A terminar: Não obstante opinião em contrário expressa no Ac. RP de 21/2/2007 supra referido, é nosso entendimento que vindo o arguido acusado pela prática do crime de falsidade de testemunho agravado (nº 3 do artº 360º do CP) e acabando condenado pela prática do mesmo crime na sua forma simples (nº 1 do mesmo preceito), precisamente por se não ter provado a circunstância agravativa (prática do facto após prestação de juramento), não havia qualquer necessidade de, no caso, dar cumprimento ao estatuído no nº 3 do artº 358º do CPP (contrariamente ao que afirma o recorrente na sua motivação de recurso, se bem que o não reafirme nas suas conclusões). É que, como bem se acentua no Ac. STJ de 7/11/2002 (rel. Simas Santos), www.dgsi.pt, “resulta da jurisprudência deste Supremo Tribunal de Justiça e da Doutrina (…), se a alteração resulta da imputação de um crime simples, ou «menos agravado», quando da acusação ou da pronúncia resultava a atribuição do mesmo crime, mas em forma mais grave, por afastamento do elemento qualificador ou agravativo inicialmente imputado, não há qualquer alteração relevante para este efeito, pois que o arguido se defendeu em relação a todos os factos, embora venha a ser condenado por diferente crime (mas consumido pela acusação ou pronúncia). Ou seja, o arguido defendeu-se em relação a todos elementos de facto e normativos que lhe eram imputados em julgamento, pelo que nada havia a notificar, toda a vez que se verificou não uma adição de elementos, mas uma subtracção» [4].
Évora, 7 de Fevereiro de 2012 (processado e revisto pelo relator)
Sénio Manuel dos Reis Alves

__________________________________________________
[1] Obviamente, sem prejuízo das questões que oficiosamente importa conhecer, como são os vícios da sentença previstos no artigo 410º, nº 2, do CPP, mesmo que o recurso se encontre limitado à matéria de direito (Ac. do Plenário das Secções do STJ, de 19/10/1995, DR 1ª Série, de 28/12/1995).

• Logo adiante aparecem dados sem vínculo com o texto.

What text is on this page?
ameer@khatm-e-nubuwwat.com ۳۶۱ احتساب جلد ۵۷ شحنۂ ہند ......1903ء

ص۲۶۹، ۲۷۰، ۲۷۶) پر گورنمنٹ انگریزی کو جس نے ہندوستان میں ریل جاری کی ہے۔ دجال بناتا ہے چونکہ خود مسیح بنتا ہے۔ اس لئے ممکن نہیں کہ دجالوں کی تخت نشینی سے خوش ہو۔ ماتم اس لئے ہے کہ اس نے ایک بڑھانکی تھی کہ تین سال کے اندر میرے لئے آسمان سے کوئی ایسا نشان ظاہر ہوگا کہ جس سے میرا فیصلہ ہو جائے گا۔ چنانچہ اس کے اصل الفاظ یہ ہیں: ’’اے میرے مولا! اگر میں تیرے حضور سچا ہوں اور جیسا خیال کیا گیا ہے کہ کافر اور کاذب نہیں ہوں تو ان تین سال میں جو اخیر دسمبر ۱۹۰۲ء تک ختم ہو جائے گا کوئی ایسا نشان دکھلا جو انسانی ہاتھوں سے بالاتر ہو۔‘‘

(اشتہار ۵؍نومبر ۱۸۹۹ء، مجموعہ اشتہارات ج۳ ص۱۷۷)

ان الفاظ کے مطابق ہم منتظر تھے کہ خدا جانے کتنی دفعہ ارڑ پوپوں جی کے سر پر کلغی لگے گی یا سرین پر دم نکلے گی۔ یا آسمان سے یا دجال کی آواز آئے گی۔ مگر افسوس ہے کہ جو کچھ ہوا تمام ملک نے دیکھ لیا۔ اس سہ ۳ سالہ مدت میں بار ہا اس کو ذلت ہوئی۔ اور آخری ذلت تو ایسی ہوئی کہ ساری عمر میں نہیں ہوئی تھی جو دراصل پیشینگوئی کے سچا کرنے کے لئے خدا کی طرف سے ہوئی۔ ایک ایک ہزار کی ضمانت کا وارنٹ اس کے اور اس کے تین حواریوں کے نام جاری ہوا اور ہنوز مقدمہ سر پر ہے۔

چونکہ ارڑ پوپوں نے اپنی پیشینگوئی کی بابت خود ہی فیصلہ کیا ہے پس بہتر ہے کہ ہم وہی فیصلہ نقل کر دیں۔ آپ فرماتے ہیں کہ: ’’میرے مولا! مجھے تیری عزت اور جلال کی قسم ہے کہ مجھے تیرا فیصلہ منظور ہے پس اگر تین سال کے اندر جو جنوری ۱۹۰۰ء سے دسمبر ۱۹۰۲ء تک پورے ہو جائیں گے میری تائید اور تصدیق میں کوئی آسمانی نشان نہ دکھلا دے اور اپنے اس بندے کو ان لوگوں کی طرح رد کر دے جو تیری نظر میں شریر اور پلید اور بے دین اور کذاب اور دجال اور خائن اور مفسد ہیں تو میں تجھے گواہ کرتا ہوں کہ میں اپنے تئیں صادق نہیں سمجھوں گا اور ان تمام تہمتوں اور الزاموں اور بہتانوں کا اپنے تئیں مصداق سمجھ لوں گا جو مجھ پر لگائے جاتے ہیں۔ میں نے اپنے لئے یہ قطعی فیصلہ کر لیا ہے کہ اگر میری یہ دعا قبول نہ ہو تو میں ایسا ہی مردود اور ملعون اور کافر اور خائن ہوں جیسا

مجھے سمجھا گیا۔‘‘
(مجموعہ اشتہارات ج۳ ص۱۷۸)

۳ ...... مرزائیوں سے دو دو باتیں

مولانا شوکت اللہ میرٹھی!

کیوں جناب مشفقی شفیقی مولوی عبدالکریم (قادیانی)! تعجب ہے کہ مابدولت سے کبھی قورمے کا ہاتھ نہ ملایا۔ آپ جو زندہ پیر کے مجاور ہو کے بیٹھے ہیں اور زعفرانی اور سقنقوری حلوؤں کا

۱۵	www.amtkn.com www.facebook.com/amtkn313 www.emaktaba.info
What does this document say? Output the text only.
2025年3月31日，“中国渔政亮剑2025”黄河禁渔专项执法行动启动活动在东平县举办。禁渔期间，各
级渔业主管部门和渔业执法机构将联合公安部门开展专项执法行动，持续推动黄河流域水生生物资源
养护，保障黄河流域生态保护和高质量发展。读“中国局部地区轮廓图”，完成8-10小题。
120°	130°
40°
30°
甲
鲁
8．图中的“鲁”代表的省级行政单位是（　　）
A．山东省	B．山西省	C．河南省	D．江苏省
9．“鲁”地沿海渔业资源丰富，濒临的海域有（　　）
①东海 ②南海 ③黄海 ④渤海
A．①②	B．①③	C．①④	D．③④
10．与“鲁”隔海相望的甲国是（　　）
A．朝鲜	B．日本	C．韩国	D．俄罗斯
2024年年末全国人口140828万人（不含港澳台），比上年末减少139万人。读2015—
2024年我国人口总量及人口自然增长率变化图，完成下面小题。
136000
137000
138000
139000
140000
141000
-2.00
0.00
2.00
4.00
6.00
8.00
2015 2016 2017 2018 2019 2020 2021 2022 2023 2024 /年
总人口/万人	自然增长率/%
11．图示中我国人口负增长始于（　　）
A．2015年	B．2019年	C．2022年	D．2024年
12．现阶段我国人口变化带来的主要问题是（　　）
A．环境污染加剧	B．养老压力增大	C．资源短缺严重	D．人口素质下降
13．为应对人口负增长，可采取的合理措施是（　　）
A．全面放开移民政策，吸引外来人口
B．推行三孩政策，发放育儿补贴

[2] Cfr. os Acs. RE de 15/4/2008, de 3/6/2008 e de 8/4/2010; no mesmo sentido, cfr. Ac. RG de 29/6/2009, RP de 5/7/2006 e de 14/9/2011, todos in www.dgsi.pt.

[3] Outra situação em que, eventualmente, a determinação do momento em que é produzido o falso testemunho assume relevância ocorre quando a primeira declaração é produzida num momento em que a conduta em causa não era penalmente sancionada e já o é no momento em que é produzida a segunda declaração. É questão que igualmente se não coloca nestes autos. Numa e noutra situação, porém, sempre seria, nesses casos, de considerar a data que melhor protegesse os interesses do arguido, na contemplação de um princípio geral de in dubio pro reo que se não resuma à fixação da matéria provada e não provada.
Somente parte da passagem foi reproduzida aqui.